在 GeForce 或 Quadro GPU 之间进行选择以通过 TensorFlow 进行机器学习

Choosing between GeForce or Quadro GPUs to do machine learning via TensorFlow

如果使用 Quadro GPU 与 GeForce GPU，TensorFlow 性能是否有明显差异？

例如它是否使用双精度运算或其他会导致 GeForce 卡下降的东西？

我正准备为 TensorFlow 购买 GPU，想知道 GeForce 是否可以。感谢并感谢您的帮助

我认为 GeForce TITAN 很棒并且广泛用于机器学习 (ML)。在 ML 中，大多数情况下单精度就足够了。

有关 GTX 系列（当前为 GeForce 10）性能的更多详细信息，请参见维基百科，here。

网络上的其他来源支持这一说法。这是引用 from doc-ok in 2013 (permalink).

For comparison, an “entry-level” 0 Quadro 4000 is significantly slower than a 0 high-end GeForce GTX 680, at least according to my measurements using several Vrui applications, and the closest performance-equivalent to a GeForce GTX 680 I could find was a Quadro 6000 for a whopping 60.

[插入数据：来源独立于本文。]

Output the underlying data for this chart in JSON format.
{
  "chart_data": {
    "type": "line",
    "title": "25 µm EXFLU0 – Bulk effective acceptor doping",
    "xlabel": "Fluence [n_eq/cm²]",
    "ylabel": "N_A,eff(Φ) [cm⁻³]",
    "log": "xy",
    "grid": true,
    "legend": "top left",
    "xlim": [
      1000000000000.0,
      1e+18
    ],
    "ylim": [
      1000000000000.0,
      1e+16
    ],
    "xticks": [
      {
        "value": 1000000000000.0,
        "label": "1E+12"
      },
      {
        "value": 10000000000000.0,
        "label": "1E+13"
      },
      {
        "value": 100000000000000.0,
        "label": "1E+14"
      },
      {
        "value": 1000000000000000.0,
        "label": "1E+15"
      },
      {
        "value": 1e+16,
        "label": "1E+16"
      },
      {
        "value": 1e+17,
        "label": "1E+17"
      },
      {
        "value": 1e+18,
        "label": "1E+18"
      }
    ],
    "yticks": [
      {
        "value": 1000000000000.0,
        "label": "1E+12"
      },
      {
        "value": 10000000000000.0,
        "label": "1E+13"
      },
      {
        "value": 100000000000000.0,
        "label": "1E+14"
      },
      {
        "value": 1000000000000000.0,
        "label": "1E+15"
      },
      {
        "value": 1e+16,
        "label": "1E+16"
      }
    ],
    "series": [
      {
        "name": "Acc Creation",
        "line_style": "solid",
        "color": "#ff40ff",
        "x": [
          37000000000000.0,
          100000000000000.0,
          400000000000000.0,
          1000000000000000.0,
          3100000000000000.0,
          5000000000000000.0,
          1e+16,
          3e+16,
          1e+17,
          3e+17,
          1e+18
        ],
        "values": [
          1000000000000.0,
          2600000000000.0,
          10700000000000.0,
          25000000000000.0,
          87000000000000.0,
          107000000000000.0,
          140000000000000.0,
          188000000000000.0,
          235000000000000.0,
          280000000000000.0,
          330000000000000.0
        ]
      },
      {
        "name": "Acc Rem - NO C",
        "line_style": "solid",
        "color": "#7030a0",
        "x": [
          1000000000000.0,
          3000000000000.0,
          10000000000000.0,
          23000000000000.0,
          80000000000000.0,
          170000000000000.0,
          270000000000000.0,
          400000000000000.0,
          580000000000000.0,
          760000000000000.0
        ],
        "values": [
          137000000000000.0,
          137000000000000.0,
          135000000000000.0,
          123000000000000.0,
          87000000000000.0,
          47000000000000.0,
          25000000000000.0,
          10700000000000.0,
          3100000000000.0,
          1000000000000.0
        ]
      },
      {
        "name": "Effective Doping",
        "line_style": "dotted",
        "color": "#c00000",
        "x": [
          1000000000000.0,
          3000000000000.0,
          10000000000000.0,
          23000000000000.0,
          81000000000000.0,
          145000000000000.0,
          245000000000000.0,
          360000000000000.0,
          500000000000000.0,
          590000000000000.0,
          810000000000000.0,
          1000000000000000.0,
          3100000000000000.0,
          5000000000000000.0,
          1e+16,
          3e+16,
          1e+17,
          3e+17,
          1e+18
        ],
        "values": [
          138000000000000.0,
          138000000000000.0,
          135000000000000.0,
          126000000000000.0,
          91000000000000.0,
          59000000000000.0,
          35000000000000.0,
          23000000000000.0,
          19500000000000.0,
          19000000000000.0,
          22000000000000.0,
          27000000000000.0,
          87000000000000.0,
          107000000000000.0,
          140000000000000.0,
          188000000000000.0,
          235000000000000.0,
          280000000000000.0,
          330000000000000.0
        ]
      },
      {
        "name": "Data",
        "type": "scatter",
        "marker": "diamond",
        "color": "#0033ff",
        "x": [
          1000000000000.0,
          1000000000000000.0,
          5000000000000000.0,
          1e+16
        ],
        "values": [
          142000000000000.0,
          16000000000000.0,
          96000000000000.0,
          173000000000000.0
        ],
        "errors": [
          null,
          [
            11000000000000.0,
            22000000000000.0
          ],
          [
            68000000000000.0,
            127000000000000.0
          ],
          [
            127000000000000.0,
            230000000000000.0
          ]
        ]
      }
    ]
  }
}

具体到ML，包括深度学习，有一个Kaggle forum discussion dedicated to this subject (Dec 2014, permalink)，里面有Quadro、GeForce、Tesla系列的对比：

Quadro GPUs aren't for scientific computation, Tesla GPUs are. Quadro cards are designed for accelerating CAD, so they won't help you to train neural nets. They can probably be used for that purpose just fine, but it's a waste of money.

Tesla cards are for scientific computation, but they tend to be pretty expensive. The good news is that many of the features offered by Tesla cards over GeForce cards are not necessary to train neural networks.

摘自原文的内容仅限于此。